Bachmann himself was skeptical about signing another deal. “I don’t know at this point [what the point of being on a label is], unless you want to have a massive marketing machine behind you,” the former Archers of Loaf frontman says. “Essentially that’s what I’m giving up, but I never really had that anyway, so for me it doesn’t make any sense.”
Dickey and Bachmann eventually decided to sell “Forfeit/Fortune” to retail, without a distribution partner. The pair connected with AJ Tobey, marketing manager for Flea Marketing, a promotion firm that specializes in indie retail.
“We decided to focus on a small handful of good indie record stores to get the project off the ground,” Tobey says of the set, due Oct. 7. They initially selected 20 stores, based on past support of the band and the routing of an upcoming tour, but the number keeps growing. The record will also be sold at shows, through the Crooked Fingers Web site and via iTunes and other digital stores.

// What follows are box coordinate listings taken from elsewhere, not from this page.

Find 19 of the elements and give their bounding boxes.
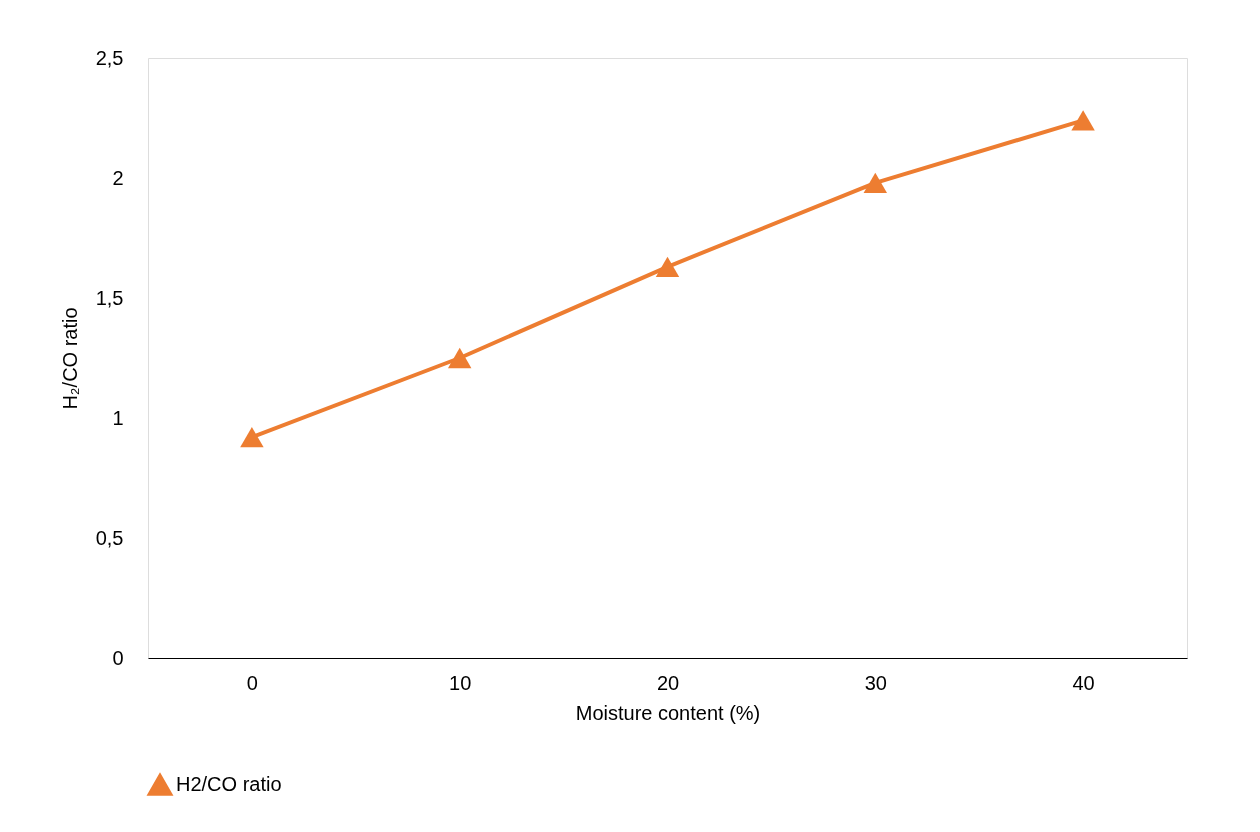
point xyxy=(1071,110,1095,131)
y-axis-title: H₂/CO ratio xyxy=(58,307,81,410)
point xyxy=(447,347,472,369)
y-tick-label: 0,5 xyxy=(95,526,124,549)
legend-label: H2/CO ratio xyxy=(176,773,282,795)
y-tick-label: 1 xyxy=(112,406,124,429)
y-tick-label: 1,5 xyxy=(95,286,124,309)
y-tick-label: 2,5 xyxy=(95,46,124,69)
x-tick-label: 0 xyxy=(246,671,258,694)
y-tick-label: 2 xyxy=(112,166,124,189)
point xyxy=(863,172,888,193)
x-tick-label: 40 xyxy=(1072,671,1095,694)
x-tick-label: 30 xyxy=(864,671,887,694)
y-tick-label: 0 xyxy=(112,646,124,669)
x-tick-label: 10 xyxy=(449,671,472,694)
x-tick-label: 20 xyxy=(656,671,680,694)
x-axis-title: Moisture content (%) xyxy=(575,701,761,724)
point xyxy=(240,427,264,448)
point xyxy=(655,256,680,277)
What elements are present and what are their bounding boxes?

According to Bachmann, there will be several versions of the album available. “We’ll have two versions of the CD,” he says. “One is standard. We’ll do vinyl through Foreign Leisure, a small label out of Chicago and Milwaukee. There will be a limited-edition deluxe version with a DVD and a CD, and a little bit of different artwork. If you order it online digitally as a download, you wouldn’t get the DVD. The first so many people will get a bundle too, like with a shirt and a hat. This is the typical stuff that labels are supposed to do but we’re going to do it ourselves this time.”
In contrast to 2006’s “To the Races,” which Bachmann wrote while voluntarily living in a van for two months, “this is a very arranged, louder rock record, with lots of strings, horns and saxes,” he says. Bachmann drafted tourmate Neko Case to duet with him on closer “Your Control,” which he describes as “really different than her style. It almost sounds like New Order.”